だから、あまり政治や外交について考えておらず、意見のある人も少ない。しかし、iPhoneを放置しても盗まれず、失業率も低い。とても平和で、とても独特な国である。

それはもしかしたら社会主義的な本能とマナーであり、そこに形式としての資本主義があるだけなのかもしれない。近年ではその資本主義的なグローバリズムという外面と、和を大切にして自分の意見を言わない本質との間で、精神へのストレスが増えており、経済が成長してないこともあって、不幸だと感じている人が増えている。

みたいな話をした。

みたいな話をしながら思った。
俺はこんなことを考えていたのか。

シマウマの落穂拾い

少子化は進み、移民を受け入れることになった時、この独特のマナーと摩擦が起こるのではないか。みたいなことも思うが、ややこしすぎて、伝えられなかった。

朝焼けの中を歩くライオン
チーターはこのあとprey(獲物)のガゼルを狩ってた。prayやplayにも聴こえたけど、意味は同じなのかも。
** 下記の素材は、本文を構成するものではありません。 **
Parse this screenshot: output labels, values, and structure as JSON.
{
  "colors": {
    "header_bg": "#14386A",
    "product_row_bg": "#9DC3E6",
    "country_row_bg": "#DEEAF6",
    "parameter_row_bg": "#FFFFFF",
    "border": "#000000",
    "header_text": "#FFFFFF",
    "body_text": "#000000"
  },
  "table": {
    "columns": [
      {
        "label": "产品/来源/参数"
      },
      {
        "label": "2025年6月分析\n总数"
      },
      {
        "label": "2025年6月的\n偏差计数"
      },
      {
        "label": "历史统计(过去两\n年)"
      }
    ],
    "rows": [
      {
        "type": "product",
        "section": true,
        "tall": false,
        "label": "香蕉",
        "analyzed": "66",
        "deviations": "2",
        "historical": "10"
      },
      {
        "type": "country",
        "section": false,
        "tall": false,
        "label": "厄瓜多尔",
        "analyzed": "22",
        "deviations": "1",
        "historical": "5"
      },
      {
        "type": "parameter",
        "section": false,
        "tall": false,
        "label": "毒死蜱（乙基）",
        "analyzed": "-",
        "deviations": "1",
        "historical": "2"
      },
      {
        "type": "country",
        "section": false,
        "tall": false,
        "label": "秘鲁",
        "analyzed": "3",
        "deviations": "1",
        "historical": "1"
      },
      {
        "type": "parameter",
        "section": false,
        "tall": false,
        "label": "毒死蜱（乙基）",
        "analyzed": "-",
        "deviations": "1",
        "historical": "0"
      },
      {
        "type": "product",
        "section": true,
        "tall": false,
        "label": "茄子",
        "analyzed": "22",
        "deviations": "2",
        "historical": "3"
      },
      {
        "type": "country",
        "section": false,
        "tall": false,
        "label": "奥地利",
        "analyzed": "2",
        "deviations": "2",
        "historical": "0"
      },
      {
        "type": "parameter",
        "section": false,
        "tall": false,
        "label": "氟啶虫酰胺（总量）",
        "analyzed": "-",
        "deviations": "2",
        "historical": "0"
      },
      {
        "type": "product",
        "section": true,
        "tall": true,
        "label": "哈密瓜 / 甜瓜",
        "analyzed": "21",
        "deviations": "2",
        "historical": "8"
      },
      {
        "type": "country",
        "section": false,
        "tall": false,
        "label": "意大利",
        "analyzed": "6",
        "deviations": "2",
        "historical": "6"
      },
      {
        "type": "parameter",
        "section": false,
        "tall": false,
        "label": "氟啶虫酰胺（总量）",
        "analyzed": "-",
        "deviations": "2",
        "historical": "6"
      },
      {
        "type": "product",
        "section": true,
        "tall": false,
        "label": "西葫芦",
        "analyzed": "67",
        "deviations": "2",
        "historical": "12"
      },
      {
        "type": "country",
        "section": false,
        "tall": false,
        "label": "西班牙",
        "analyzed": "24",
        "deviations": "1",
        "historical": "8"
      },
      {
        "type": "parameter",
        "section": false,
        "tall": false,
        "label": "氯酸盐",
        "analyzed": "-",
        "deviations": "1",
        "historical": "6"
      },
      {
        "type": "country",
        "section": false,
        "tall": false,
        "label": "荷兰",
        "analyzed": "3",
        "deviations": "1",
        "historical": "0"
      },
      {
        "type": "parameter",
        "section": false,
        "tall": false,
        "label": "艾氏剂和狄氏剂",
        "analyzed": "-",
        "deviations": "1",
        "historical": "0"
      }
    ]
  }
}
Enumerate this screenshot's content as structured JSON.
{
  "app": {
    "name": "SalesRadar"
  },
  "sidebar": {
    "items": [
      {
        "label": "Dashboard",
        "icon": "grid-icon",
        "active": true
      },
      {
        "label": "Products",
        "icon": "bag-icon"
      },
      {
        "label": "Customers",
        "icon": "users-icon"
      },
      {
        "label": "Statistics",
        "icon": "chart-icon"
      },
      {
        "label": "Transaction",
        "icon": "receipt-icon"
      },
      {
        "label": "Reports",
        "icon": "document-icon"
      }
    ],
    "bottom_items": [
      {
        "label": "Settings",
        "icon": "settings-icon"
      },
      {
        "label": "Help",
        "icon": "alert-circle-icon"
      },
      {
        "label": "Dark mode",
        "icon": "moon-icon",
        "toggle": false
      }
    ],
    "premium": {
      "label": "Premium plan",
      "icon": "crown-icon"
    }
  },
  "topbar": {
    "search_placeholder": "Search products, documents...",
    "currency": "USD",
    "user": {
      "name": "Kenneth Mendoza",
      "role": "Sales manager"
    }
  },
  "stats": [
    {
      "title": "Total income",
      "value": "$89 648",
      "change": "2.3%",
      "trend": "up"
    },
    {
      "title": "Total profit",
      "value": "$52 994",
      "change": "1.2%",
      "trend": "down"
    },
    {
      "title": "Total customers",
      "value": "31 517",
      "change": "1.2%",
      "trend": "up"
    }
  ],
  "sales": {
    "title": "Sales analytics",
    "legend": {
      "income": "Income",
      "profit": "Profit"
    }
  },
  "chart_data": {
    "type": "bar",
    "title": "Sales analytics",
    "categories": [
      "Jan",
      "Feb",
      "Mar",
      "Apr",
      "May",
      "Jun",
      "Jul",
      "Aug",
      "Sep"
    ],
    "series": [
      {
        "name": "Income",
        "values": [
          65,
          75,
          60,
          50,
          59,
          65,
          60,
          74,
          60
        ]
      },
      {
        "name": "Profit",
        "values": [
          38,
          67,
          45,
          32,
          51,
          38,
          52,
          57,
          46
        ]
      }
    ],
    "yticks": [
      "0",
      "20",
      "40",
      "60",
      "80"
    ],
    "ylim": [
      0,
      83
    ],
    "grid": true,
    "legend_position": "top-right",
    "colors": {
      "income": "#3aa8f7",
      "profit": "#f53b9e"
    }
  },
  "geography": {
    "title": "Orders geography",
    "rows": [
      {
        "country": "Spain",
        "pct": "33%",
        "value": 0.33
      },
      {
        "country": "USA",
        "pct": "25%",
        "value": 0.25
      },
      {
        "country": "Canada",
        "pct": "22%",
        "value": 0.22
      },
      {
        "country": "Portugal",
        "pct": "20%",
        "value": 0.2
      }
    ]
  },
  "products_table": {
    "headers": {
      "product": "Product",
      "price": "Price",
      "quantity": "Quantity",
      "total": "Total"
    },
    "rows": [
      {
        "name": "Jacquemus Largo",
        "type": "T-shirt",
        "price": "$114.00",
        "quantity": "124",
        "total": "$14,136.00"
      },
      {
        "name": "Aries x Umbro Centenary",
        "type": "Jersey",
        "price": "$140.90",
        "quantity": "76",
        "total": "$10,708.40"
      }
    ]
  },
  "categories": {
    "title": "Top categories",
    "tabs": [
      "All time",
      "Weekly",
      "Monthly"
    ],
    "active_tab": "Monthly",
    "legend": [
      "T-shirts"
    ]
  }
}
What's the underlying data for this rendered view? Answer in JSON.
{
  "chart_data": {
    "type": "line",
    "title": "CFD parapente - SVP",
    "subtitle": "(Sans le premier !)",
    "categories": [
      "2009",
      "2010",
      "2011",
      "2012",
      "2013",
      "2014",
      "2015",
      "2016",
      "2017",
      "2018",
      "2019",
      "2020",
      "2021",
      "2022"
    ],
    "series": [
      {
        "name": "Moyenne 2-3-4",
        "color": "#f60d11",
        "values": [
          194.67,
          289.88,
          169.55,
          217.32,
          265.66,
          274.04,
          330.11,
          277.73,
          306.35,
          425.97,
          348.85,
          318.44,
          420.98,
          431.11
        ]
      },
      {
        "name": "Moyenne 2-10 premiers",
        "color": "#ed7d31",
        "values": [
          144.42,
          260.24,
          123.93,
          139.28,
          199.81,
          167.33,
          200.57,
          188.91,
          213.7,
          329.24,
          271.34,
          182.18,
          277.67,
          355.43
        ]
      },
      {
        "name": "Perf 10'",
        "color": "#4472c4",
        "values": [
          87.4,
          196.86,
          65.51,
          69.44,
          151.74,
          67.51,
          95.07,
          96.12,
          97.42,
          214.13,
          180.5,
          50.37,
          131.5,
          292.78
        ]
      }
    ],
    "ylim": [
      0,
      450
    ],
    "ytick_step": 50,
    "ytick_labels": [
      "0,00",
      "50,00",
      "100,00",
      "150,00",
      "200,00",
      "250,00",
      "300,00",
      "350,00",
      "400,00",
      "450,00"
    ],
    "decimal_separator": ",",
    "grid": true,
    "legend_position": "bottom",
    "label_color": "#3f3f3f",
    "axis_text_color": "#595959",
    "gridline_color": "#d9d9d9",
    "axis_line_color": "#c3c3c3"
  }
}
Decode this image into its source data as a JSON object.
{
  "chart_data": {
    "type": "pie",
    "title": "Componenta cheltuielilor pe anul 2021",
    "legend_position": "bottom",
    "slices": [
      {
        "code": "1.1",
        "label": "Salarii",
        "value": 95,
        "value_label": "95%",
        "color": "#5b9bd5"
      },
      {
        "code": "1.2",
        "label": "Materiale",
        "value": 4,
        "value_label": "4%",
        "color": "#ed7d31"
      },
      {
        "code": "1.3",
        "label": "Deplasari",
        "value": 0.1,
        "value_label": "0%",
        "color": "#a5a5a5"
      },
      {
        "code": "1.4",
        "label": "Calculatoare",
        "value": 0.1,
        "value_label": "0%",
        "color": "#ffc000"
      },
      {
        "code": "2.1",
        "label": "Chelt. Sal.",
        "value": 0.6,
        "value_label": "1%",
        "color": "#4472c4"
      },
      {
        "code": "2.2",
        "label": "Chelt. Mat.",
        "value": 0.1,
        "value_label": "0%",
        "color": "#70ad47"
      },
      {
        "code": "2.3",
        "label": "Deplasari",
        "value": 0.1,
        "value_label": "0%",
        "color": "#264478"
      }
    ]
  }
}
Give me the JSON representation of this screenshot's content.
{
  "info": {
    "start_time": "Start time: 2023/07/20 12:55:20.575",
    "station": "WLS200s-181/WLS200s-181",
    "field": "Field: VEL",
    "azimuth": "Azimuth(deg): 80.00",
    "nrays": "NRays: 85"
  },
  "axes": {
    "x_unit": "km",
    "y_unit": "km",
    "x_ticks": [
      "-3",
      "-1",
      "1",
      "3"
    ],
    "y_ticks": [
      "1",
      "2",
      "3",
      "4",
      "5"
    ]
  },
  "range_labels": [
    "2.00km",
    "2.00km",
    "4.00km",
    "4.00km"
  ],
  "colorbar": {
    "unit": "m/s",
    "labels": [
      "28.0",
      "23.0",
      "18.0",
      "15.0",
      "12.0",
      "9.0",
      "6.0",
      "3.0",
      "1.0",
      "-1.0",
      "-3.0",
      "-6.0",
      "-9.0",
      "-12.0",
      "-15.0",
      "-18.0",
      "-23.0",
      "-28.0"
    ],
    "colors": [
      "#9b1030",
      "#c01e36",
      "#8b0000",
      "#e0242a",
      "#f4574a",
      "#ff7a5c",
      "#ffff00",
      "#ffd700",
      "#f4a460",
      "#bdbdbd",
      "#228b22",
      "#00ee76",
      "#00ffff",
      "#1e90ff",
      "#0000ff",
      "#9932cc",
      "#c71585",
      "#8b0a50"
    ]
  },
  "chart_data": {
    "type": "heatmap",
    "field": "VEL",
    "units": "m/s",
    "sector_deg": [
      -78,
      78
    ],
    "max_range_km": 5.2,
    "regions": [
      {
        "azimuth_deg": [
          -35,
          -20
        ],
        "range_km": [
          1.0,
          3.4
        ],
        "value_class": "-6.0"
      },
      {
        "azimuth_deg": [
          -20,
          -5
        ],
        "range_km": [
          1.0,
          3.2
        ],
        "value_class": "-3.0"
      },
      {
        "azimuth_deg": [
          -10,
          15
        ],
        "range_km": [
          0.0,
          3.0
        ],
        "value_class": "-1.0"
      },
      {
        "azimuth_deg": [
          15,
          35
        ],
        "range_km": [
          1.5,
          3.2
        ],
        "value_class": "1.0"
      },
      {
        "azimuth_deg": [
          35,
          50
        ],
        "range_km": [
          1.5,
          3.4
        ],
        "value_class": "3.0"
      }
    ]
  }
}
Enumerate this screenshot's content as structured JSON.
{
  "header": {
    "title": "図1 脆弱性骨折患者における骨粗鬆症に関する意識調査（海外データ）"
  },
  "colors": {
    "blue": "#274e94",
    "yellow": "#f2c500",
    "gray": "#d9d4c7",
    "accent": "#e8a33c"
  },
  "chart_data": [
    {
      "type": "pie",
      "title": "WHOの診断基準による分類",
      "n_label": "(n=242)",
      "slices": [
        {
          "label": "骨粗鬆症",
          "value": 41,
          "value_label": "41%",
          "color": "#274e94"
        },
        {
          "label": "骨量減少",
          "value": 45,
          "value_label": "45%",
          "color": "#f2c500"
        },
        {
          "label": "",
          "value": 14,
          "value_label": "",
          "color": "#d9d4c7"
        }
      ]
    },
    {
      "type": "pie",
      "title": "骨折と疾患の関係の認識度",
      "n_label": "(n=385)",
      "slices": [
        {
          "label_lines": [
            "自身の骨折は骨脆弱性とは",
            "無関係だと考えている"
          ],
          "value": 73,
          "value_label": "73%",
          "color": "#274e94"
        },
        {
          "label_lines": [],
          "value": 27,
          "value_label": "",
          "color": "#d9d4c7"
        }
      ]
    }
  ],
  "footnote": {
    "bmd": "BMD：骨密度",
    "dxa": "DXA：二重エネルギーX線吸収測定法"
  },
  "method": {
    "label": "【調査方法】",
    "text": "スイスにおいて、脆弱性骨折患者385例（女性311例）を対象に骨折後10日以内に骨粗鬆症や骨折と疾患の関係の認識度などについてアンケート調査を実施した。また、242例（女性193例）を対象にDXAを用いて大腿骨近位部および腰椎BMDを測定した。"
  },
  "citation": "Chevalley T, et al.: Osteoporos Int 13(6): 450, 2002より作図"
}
最後は、議論白熱するテーブルに向かって、まあまあ、と言った。

harmony, this is japanese.

遠すぎるサイ(確かにサイでした)


これまでとは圧倒的に違う国、タンザニア。

旅に飽きるどころか、刺激と自然によって、新たなエネルギーが補給されたような気さえした。

とにかく列をつくるヌー

自然、動物、生命の循環。
ヨーロッパ、アフリカ、日本の食卓。
これぞ世界旅行!という体験で、来てよかったなと心から思ったのだった。